Coastal chambers of commerce quickly realized there was not much money in the little-kid crowd, so they lobbied the state Legislature to make summer longer rather than give kids a break in the fall. Not sound educational policy, but who said this break business had anything to do with education?
So October is getting better.
And if you can’t make it then, try May.
Think about it.
By May, the snowbirds have gone, not that they were much trouble anyway. A little slow at the grocery line, a little tentative on the highway, but mostly good natured and glad to be where the weather is warmer.

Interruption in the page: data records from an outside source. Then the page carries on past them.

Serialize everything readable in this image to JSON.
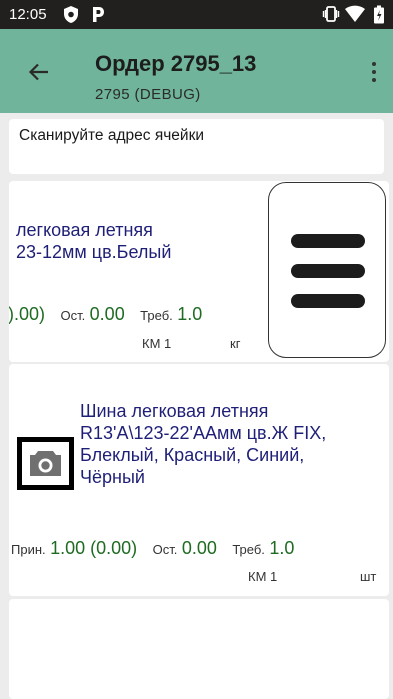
{
  "status_bar": {
    "time": "12:05"
  },
  "toolbar": {
    "title": "Ордер 2795_13",
    "subtitle": "2795  (DEBUG)"
  },
  "scan": {
    "placeholder": "Сканируйте адрес ячейки"
  },
  "items": [
    {
      "name": "легковая летняя\n23-12мм цв.Белый",
      "received_value": ").00)",
      "remaining_label": "Ост.",
      "remaining_value": "0.00",
      "required_label": "Треб.",
      "required_value": "1.0",
      "location": "КМ 1",
      "unit": "кг"
    },
    {
      "name": "Шина легковая летняя\nR13'A\\123-22'AАмм цв.Ж FIX,\nБлеклый, Красный, Синий,\nЧёрный",
      "received_label": "Прин.",
      "received_value": "1.00 (0.00)",
      "remaining_label": "Ост.",
      "remaining_value": "0.00",
      "required_label": "Треб.",
      "required_value": "1.0",
      "location": "КМ 1",
      "unit": "шт"
    }
  ],
  "icons": [
    "shield-icon",
    "parking-icon",
    "vibrate-icon",
    "wifi-icon",
    "battery-icon",
    "back-arrow-icon",
    "more-vert-icon",
    "hamburger-menu-icon",
    "camera-icon"
  ]
}
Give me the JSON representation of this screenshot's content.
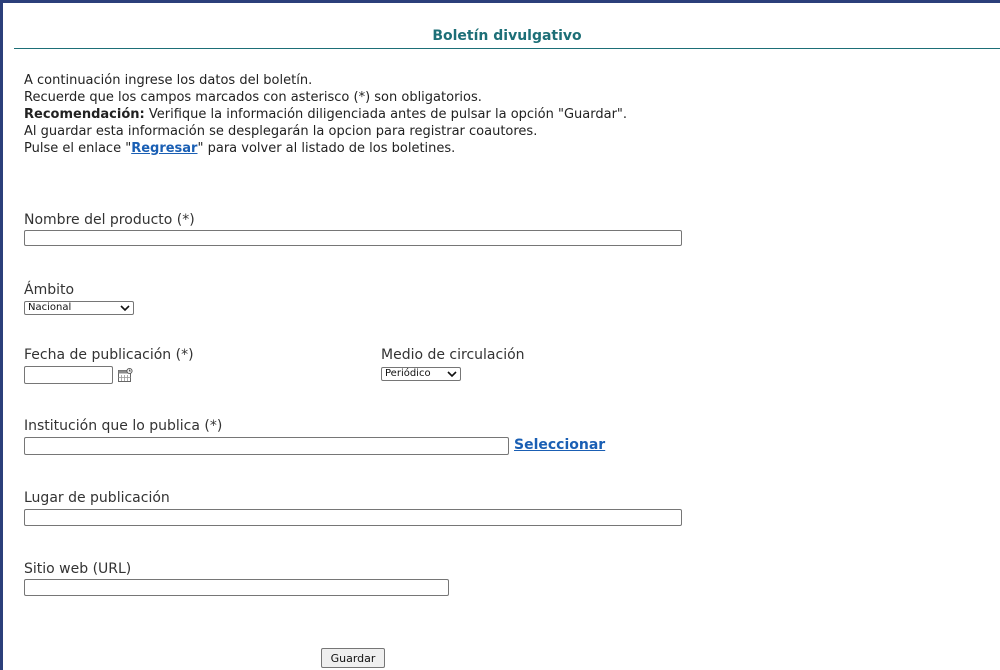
{
  "page": {
    "title": "Boletín divulgativo"
  },
  "intro": {
    "line1": "A continuación ingrese los datos del boletín.",
    "line2": "Recuerde que los campos marcados con asterisco (*) son obligatorios.",
    "line3_bold": "Recomendación:",
    "line3_rest": " Verifique la información diligenciada antes de pulsar la opción \"Guardar\".",
    "line4": "Al guardar esta información se desplegarán la opcion para registrar coautores.",
    "line5_pre": "Pulse el enlace \"",
    "line5_link": "Regresar",
    "line5_post": "\" para volver al listado de los boletines."
  },
  "form": {
    "product_name": {
      "label": "Nombre del producto (*)",
      "value": ""
    },
    "scope": {
      "label": "Ámbito",
      "selected": "Nacional"
    },
    "publication_date": {
      "label": "Fecha de publicación (*)",
      "value": ""
    },
    "circulation": {
      "label": "Medio de circulación",
      "selected": "Periódico"
    },
    "institution": {
      "label": "Institución que lo publica (*)",
      "value": "",
      "select_link": "Seleccionar"
    },
    "place": {
      "label": "Lugar de publicación",
      "value": ""
    },
    "website": {
      "label": "Sitio web (URL)",
      "value": ""
    }
  },
  "actions": {
    "save_label": "Guardar"
  },
  "icons": {
    "calendar": "calendar-icon",
    "dropdown": "chevron-down-icon"
  },
  "colors": {
    "title": "#1d6f77",
    "link": "#1a5fb4",
    "frame": "#2b3f7a"
  }
}
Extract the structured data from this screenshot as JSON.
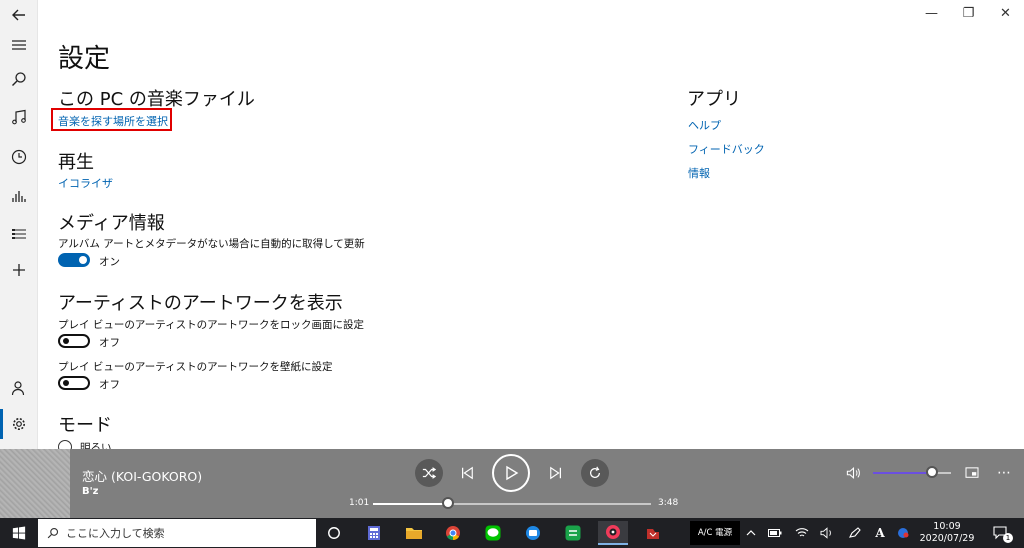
{
  "app": {
    "page_title": "設定",
    "window_controls": {
      "minimize": "—",
      "maximize": "❐",
      "close": "✕"
    }
  },
  "nav": {
    "icons": [
      "back-arrow-icon",
      "hamburger-menu-icon",
      "search-icon",
      "music-note-icon",
      "recent-clock-icon",
      "now-playing-bars-icon",
      "playlist-icon",
      "add-icon",
      "account-icon",
      "settings-gear-icon"
    ]
  },
  "sections": {
    "music_files": {
      "heading": "この PC の音楽ファイル",
      "link": "音楽を探す場所を選択"
    },
    "playback": {
      "heading": "再生",
      "link": "イコライザ"
    },
    "media_info": {
      "heading": "メディア情報",
      "description": "アルバム アートとメタデータがない場合に自動的に取得して更新",
      "toggle_label": "オン",
      "toggle_on": true
    },
    "artist_art": {
      "heading": "アーティストのアートワークを表示",
      "lock_desc": "プレイ ビューのアーティストのアートワークをロック画面に設定",
      "lock_toggle_label": "オフ",
      "lock_toggle_on": false,
      "wall_desc": "プレイ ビューのアーティストのアートワークを壁紙に設定",
      "wall_toggle_label": "オフ",
      "wall_toggle_on": false
    },
    "mode": {
      "heading": "モード",
      "option_light": "明るい"
    },
    "app_section": {
      "heading": "アプリ",
      "links": [
        "ヘルプ",
        "フィードバック",
        "情報"
      ]
    }
  },
  "player": {
    "song_title": "恋心 (KOI-GOKORO)",
    "artist": "B'z",
    "elapsed": "1:01",
    "duration": "3:48",
    "progress": 0.27,
    "volume": 0.75
  },
  "taskbar": {
    "search_placeholder": "ここに入力して検索",
    "ime_label": "A",
    "ac_label": "A/C 電源",
    "time": "10:09",
    "date": "2020/07/29",
    "notification_count": "1"
  },
  "colors": {
    "accent": "#0063b1",
    "highlight_box": "#e00000",
    "player_bg": "#7f7f7f",
    "taskbar_bg": "#1f2024"
  }
}
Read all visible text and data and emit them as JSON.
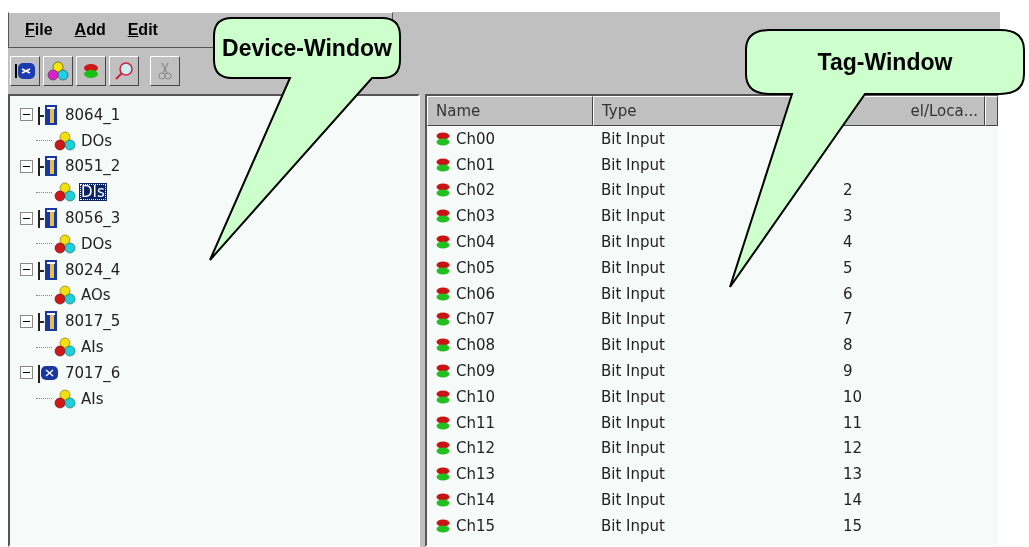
{
  "menu": [
    {
      "label": "File"
    },
    {
      "label": "Add"
    },
    {
      "label": "Edit"
    }
  ],
  "device_tree": [
    {
      "name": "8064_1",
      "kind": "module",
      "expanded": true,
      "children": [
        {
          "name": "DOs",
          "selected": false
        }
      ]
    },
    {
      "name": "8051_2",
      "kind": "module",
      "expanded": true,
      "children": [
        {
          "name": "DIs",
          "selected": true
        }
      ]
    },
    {
      "name": "8056_3",
      "kind": "module",
      "expanded": true,
      "children": [
        {
          "name": "DOs",
          "selected": false
        }
      ]
    },
    {
      "name": "8024_4",
      "kind": "module",
      "expanded": true,
      "children": [
        {
          "name": "AOs",
          "selected": false
        }
      ]
    },
    {
      "name": "8017_5",
      "kind": "module",
      "expanded": true,
      "children": [
        {
          "name": "AIs",
          "selected": false
        }
      ]
    },
    {
      "name": "7017_6",
      "kind": "remote",
      "expanded": true,
      "children": [
        {
          "name": "AIs",
          "selected": false
        }
      ]
    }
  ],
  "tag_list": {
    "columns": [
      {
        "label": "Name"
      },
      {
        "label": "Type"
      },
      {
        "label": "el/Loca..."
      }
    ],
    "rows": [
      {
        "name": "Ch00",
        "type": "Bit Input"
      },
      {
        "name": "Ch01",
        "type": "Bit Input"
      },
      {
        "name": "Ch02",
        "type": "Bit Input",
        "address": "2"
      },
      {
        "name": "Ch03",
        "type": "Bit Input",
        "address": "3"
      },
      {
        "name": "Ch04",
        "type": "Bit Input",
        "address": "4"
      },
      {
        "name": "Ch05",
        "type": "Bit Input",
        "address": "5"
      },
      {
        "name": "Ch06",
        "type": "Bit Input",
        "address": "6"
      },
      {
        "name": "Ch07",
        "type": "Bit Input",
        "address": "7"
      },
      {
        "name": "Ch08",
        "type": "Bit Input",
        "address": "8"
      },
      {
        "name": "Ch09",
        "type": "Bit Input",
        "address": "9"
      },
      {
        "name": "Ch10",
        "type": "Bit Input",
        "address": "10"
      },
      {
        "name": "Ch11",
        "type": "Bit Input",
        "address": "11"
      },
      {
        "name": "Ch12",
        "type": "Bit Input",
        "address": "12"
      },
      {
        "name": "Ch13",
        "type": "Bit Input",
        "address": "13"
      },
      {
        "name": "Ch14",
        "type": "Bit Input",
        "address": "14"
      },
      {
        "name": "Ch15",
        "type": "Bit Input",
        "address": "15"
      }
    ]
  },
  "callouts": [
    {
      "label": "Device-Window"
    },
    {
      "label": "Tag-Window"
    }
  ]
}
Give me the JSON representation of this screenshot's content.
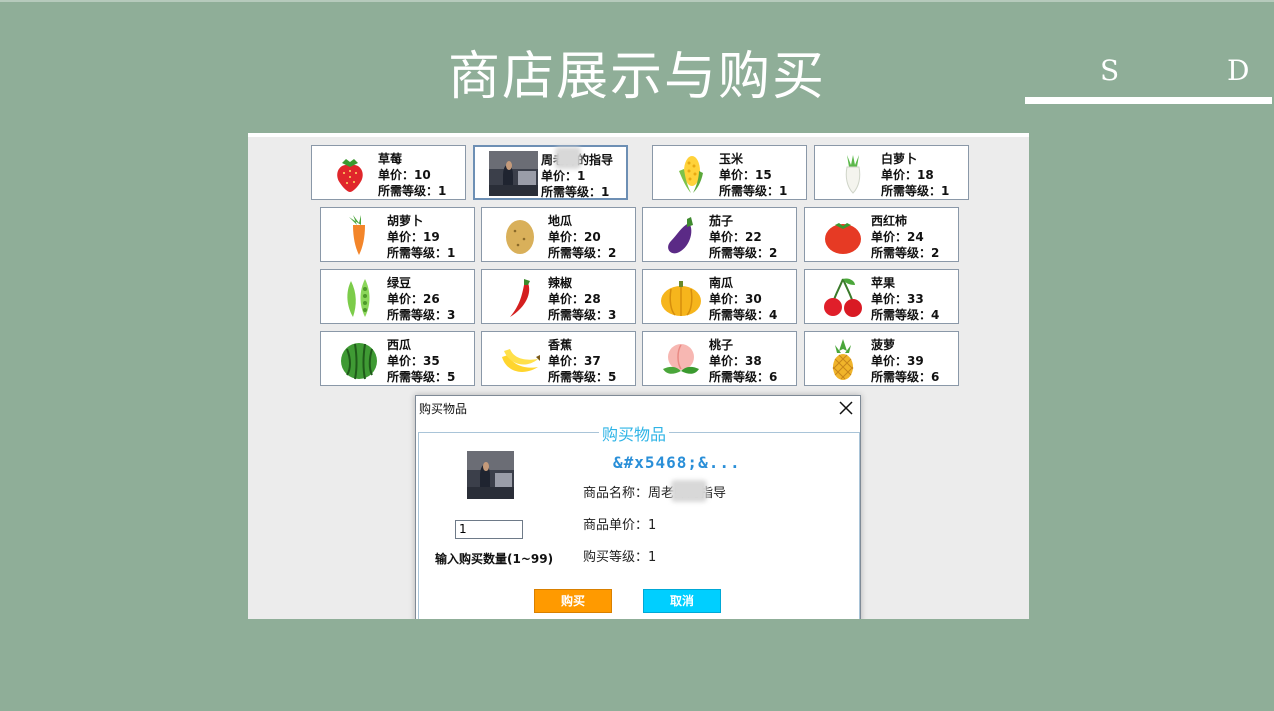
{
  "slide": {
    "title": "商店展示与购买",
    "corner_left": "S",
    "corner_right": "D"
  },
  "shop": {
    "items": [
      {
        "name": "草莓",
        "price": "单价：10",
        "level": "所需等级：1",
        "icon": "strawberry-icon"
      },
      {
        "name": "周老师的指导",
        "price": "单价：1",
        "level": "所需等级：1",
        "icon": "teacher-photo"
      },
      {
        "name": "玉米",
        "price": "单价：15",
        "level": "所需等级：1",
        "icon": "corn-icon"
      },
      {
        "name": "白萝卜",
        "price": "单价：18",
        "level": "所需等级：1",
        "icon": "radish-icon"
      },
      {
        "name": "胡萝卜",
        "price": "单价：19",
        "level": "所需等级：1",
        "icon": "carrot-icon"
      },
      {
        "name": "地瓜",
        "price": "单价：20",
        "level": "所需等级：2",
        "icon": "potato-icon"
      },
      {
        "name": "茄子",
        "price": "单价：22",
        "level": "所需等级：2",
        "icon": "eggplant-icon"
      },
      {
        "name": "西红柿",
        "price": "单价：24",
        "level": "所需等级：2",
        "icon": "tomato-icon"
      },
      {
        "name": "绿豆",
        "price": "单价：26",
        "level": "所需等级：3",
        "icon": "peas-icon"
      },
      {
        "name": "辣椒",
        "price": "单价：28",
        "level": "所需等级：3",
        "icon": "chili-icon"
      },
      {
        "name": "南瓜",
        "price": "单价：30",
        "level": "所需等级：4",
        "icon": "pumpkin-icon"
      },
      {
        "name": "苹果",
        "price": "单价：33",
        "level": "所需等级：4",
        "icon": "cherry-icon"
      },
      {
        "name": "西瓜",
        "price": "单价：35",
        "level": "所需等级：5",
        "icon": "watermelon-icon"
      },
      {
        "name": "香蕉",
        "price": "单价：37",
        "level": "所需等级：5",
        "icon": "banana-icon"
      },
      {
        "name": "桃子",
        "price": "单价：38",
        "level": "所需等级：6",
        "icon": "peach-icon"
      },
      {
        "name": "菠萝",
        "price": "单价：39",
        "level": "所需等级：6",
        "icon": "pineapple-icon"
      }
    ]
  },
  "dialog": {
    "title": "购买物品",
    "legend": "购买物品",
    "heading": "&#x5468;&...",
    "name_row": "商品名称：周老师的指导",
    "price_row": "商品单价：1",
    "level_row": "购买等级：1",
    "quantity_value": "1",
    "quantity_label": "输入购买数量(1~99)",
    "buy_label": "购买",
    "cancel_label": "取消",
    "buy_color": "#ff9a00",
    "cancel_color": "#00cfff"
  }
}
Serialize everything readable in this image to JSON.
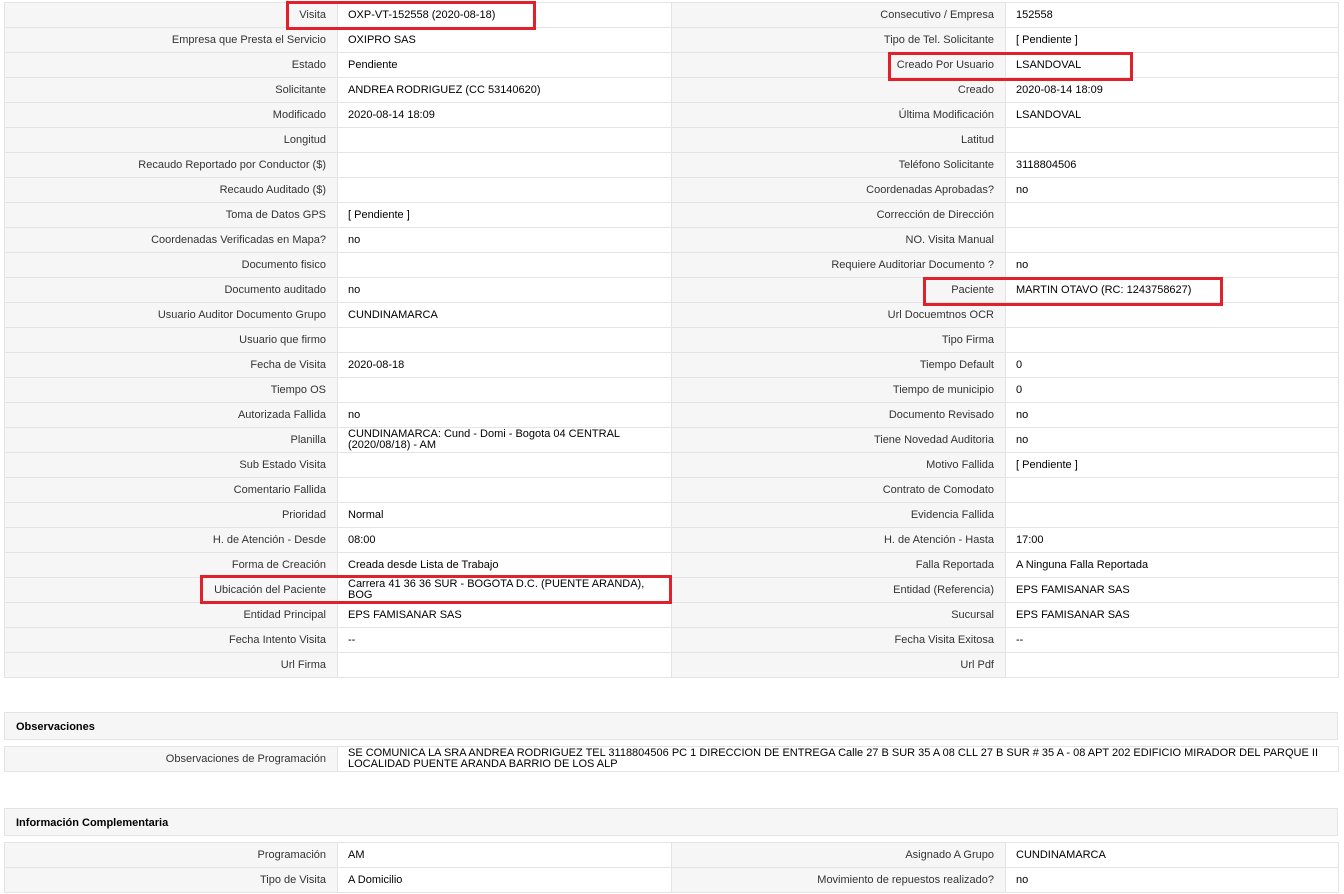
{
  "main_rows": [
    [
      "Visita",
      "OXP-VT-152558 (2020-08-18)",
      "Consecutivo / Empresa",
      "152558"
    ],
    [
      "Empresa que Presta el Servicio",
      "OXIPRO SAS",
      "Tipo de Tel. Solicitante",
      "[ Pendiente ]"
    ],
    [
      "Estado",
      "Pendiente",
      "Creado Por Usuario",
      "LSANDOVAL"
    ],
    [
      "Solicitante",
      "ANDREA RODRIGUEZ (CC 53140620)",
      "Creado",
      "2020-08-14 18:09"
    ],
    [
      "Modificado",
      "2020-08-14 18:09",
      "Última Modificación",
      "LSANDOVAL"
    ],
    [
      "Longitud",
      "",
      "Latitud",
      ""
    ],
    [
      "Recaudo Reportado por Conductor ($)",
      "",
      "Teléfono Solicitante",
      "3118804506"
    ],
    [
      "Recaudo Auditado ($)",
      "",
      "Coordenadas Aprobadas?",
      "no"
    ],
    [
      "Toma de Datos GPS",
      "[ Pendiente ]",
      "Corrección de Dirección",
      ""
    ],
    [
      "Coordenadas Verificadas en Mapa?",
      "no",
      "NO. Visita Manual",
      ""
    ],
    [
      "Documento fisico",
      "",
      "Requiere Auditoriar Documento ?",
      "no"
    ],
    [
      "Documento auditado",
      "no",
      "Paciente",
      "MARTIN OTAVO (RC: 1243758627)"
    ],
    [
      "Usuario Auditor Documento Grupo",
      "CUNDINAMARCA",
      "Url Docuemtnos OCR",
      ""
    ],
    [
      "Usuario que firmo",
      "",
      "Tipo Firma",
      ""
    ],
    [
      "Fecha de Visita",
      "2020-08-18",
      "Tiempo Default",
      "0"
    ],
    [
      "Tiempo OS",
      "",
      "Tiempo de municipio",
      "0"
    ],
    [
      "Autorizada Fallida",
      "no",
      "Documento Revisado",
      "no"
    ],
    [
      "Planilla",
      "CUNDINAMARCA: Cund - Domi - Bogota 04 CENTRAL (2020/08/18) - AM",
      "Tiene Novedad Auditoria",
      "no"
    ],
    [
      "Sub Estado Visita",
      "",
      "Motivo Fallida",
      "[ Pendiente ]"
    ],
    [
      "Comentario Fallida",
      "",
      "Contrato de Comodato",
      ""
    ],
    [
      "Prioridad",
      "Normal",
      "Evidencia Fallida",
      ""
    ],
    [
      "H. de Atención - Desde",
      "08:00",
      "H. de Atención - Hasta",
      "17:00"
    ],
    [
      "Forma de Creación",
      "Creada desde Lista de Trabajo",
      "Falla Reportada",
      "A Ninguna Falla Reportada"
    ],
    [
      "Ubicación del Paciente",
      "Carrera 41 36 36 SUR - BOGOTA D.C. (PUENTE ARANDA), BOG",
      "Entidad (Referencia)",
      "EPS FAMISANAR SAS"
    ],
    [
      "Entidad Principal",
      "EPS FAMISANAR SAS",
      "Sucursal",
      "EPS FAMISANAR SAS"
    ],
    [
      "Fecha Intento Visita",
      "--",
      "Fecha Visita Exitosa",
      "--"
    ],
    [
      "Url Firma",
      "",
      "Url Pdf",
      ""
    ]
  ],
  "observaciones": {
    "title": "Observaciones",
    "label": "Observaciones de Programación",
    "value": "SE COMUNICA LA SRA ANDREA RODRIGUEZ TEL 3118804506 PC 1 DIRECCION DE ENTREGA Calle 27 B SUR 35 A 08 CLL 27 B SUR # 35 A - 08 APT 202 EDIFICIO MIRADOR DEL PARQUE II LOCALIDAD PUENTE ARANDA BARRIO DE LOS ALP"
  },
  "complementaria": {
    "title": "Información Complementaria",
    "rows": [
      [
        "Programación",
        "AM",
        "Asignado A Grupo",
        "CUNDINAMARCA"
      ],
      [
        "Tipo de Visita",
        "A Domicilio",
        "Movimiento de repuestos realizado?",
        "no"
      ]
    ]
  },
  "highlight_color": "#e0212b"
}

More important, by May spring break is over. No more college and high school students. This is a plus under any circumstances, but this year spring break along the coast was especially bad. The late-lamented building boom left a crunch of condo and home owners with heavy mortgages that must be paid, so they rented to anyone with the money and a tame adult to sign for them. The results were predictable. You might have seen news reports of a bunch of Mississippi students who trashed the fancy home they rented and tried to throw authorities off their trail by shouting “Roll Tide” at the camera. The authorities were not fooled.
Word is that those same authorities are planning a crackdown for next year that will include putting more police on patrol to enforce noise regulations and increasing coastal income from fines for underage drinking. Will it cut down on alcohol consumption, property destruction and noise? As the former police chief of Panama City Beach told me, “Those kids could get beer in Saudi Arabia.” And a drunk teenager is a loud teenager, and stupid. Good luck with that.
Meanwhile, most schools in the state do not get out until late May, and when they do, most students have summer plans that do not include going in gangs to the coast.
All of which is to say that when May arrives, no one else does.
So if you can get free in May, then go.
You might see me there, for as I consider retiring, as we all do, a free October and a free May have a certain charm.
However, if you go down then with children in tow and catch a glimpse of me, simply take the tots by the hand, point me out as an example of the sort of character they should avoid, and go your merry way.
I promise not to bother you if you don’t bother me.